Papadimitriou – Code for Food

Hi all,

The second Theory Weekly Meeting will happen this Friday between 4:00 – 5:00 pm at 203 Davis Hall(Theory Lab). The schedule will be as follows :

4:00 – 4:50 pm – A talk by Prof. Roger(Xin) He.

The abstract in his own words :

Two “graph drawing” problems –

Given a graph G, the general idea of “graph drawing” is to draw G on the plane so that certain conditions/optimization measures are met. Depending on thees conditions, these problems can be fairly practical, or very theoretical. The tools involved are often graph-theoretic. Sometimes, there are geometry flavor in it. (Since we are talking about the drawings on the plane, most interesting stuff are for planar graphs.)

I’ll be discussing two such problems, (towards theoretical end), that I and my students have studied/are doing.

Definition 1: Given a planar graph G and a metric function $D(*,*)$ , a “greedy drawing” of G is:
1. Each vertex of G is drawn as a point on the plane.
2. Each edge of G is drawn as a straight line connecting its two end vertices.
3. Satisfies the “greedy drawing” condition: For any two vertices u, w in G, there exits a neighbor v of w, such that D(v,w) < D(u,w). (In other words, v is closer to w than u.)

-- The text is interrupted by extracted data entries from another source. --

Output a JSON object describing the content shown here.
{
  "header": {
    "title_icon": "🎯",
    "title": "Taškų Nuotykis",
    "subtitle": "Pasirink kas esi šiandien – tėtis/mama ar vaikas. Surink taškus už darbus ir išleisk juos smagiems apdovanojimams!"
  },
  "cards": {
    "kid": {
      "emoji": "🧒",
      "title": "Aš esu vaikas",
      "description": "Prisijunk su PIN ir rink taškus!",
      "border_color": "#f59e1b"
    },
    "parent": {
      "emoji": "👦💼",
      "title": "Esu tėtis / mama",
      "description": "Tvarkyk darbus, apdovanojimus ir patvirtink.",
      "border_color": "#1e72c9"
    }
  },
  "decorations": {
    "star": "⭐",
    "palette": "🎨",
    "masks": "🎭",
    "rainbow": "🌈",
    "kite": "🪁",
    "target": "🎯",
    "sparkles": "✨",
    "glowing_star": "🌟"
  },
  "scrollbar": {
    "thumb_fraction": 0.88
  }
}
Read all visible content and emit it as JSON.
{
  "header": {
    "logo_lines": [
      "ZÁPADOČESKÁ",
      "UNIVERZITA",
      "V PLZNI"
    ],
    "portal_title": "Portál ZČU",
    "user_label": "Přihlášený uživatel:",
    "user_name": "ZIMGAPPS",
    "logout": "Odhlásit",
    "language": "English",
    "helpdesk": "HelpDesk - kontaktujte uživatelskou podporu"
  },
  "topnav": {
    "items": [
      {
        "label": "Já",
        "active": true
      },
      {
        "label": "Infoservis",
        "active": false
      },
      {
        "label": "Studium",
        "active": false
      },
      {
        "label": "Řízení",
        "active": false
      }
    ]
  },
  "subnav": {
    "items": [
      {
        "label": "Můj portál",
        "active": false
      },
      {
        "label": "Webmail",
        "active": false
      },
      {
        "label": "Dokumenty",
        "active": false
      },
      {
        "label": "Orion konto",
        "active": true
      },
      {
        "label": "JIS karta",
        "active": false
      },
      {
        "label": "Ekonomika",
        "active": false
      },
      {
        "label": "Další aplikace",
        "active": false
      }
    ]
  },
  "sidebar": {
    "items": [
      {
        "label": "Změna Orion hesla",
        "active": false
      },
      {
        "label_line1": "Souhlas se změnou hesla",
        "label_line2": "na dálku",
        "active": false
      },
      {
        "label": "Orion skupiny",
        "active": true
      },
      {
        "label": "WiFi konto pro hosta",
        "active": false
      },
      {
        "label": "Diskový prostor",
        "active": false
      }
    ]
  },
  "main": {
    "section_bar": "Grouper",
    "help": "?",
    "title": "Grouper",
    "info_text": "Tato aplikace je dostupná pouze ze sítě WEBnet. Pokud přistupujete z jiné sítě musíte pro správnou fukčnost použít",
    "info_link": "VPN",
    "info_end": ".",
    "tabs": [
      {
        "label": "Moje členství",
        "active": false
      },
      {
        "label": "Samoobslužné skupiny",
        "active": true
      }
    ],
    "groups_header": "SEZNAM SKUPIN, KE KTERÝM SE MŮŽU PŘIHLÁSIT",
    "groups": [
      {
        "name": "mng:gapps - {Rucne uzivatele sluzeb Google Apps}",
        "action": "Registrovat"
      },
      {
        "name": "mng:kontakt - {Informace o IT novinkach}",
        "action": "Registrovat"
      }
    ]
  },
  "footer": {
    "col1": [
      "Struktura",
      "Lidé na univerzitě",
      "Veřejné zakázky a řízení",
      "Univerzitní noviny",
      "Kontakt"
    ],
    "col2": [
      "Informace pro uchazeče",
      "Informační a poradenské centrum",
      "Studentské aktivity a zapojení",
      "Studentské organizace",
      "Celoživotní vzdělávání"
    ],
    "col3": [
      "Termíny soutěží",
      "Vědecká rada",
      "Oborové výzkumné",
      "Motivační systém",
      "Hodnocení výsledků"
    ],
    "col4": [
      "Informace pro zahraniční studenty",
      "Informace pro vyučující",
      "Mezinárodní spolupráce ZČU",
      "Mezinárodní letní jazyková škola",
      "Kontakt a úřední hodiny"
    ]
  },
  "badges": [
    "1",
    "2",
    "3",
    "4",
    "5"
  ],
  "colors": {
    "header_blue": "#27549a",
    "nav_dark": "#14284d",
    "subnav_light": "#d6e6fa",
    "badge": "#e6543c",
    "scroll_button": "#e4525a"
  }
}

The condition 3 is equivalent to the following: For any two vertices u,w in G, there is a path $P_{uw}$ , such that, when traveling from u to w, the distance D(x,w) between the intermediate vertices x of $P_{uw}$ to w strictly decreases.

The problem is motivated by a network routing problem. If G has a greedy drawing, we will have a very simple routing protocol: If u wants to send a message to the destination w, u can simply send it to a neighbor v, that is closer to w than itself. (Then v will follow the same protocol. The greedy property guarantees the message will reach the destination w).

The questions are: Which class of graphs has such drawings? If so, what’s the smallest size of the drawing.

A (moderately famous) related conjecture (now theorem) is (Papadimitriou, 2003): Every 3-connected plane graph G has a greedy drawing with respect to Euclidean distance $D(*,*)$ . The conjecture was proved by Tom Leighton et. al.(2008). However, there there drawbacks and open problems, which we will discuss.

Another problem:

Def 2: Same as Def 1, except that the condition 3 is replaced by the following. Condition 3 satisfies the “monotone condition”: For any two vertices u,w, there is a path $P_{uw}$ from u to w, and a line (or direction) $l_{uw}$ , such that $P_{uw}$ is “monotone with respect $l_{uw}$ ” (namely, the order of the projection points of the vertices of $P_{uw}$ on the direction $l_{uw}$ is the same order of the vertices in $P_{uw}$ ).

This drawing style is introduced 3 years ago, partially to address the drawbacks of “greedy drawing”. The questions are: Which class of graphs has such drawings? If so, what’s the smallest size of the drawing.
I’ll discuss partial results, and related problems.

4:50 – 5:00 pm – Socializing with the Theory community.

All are welcome!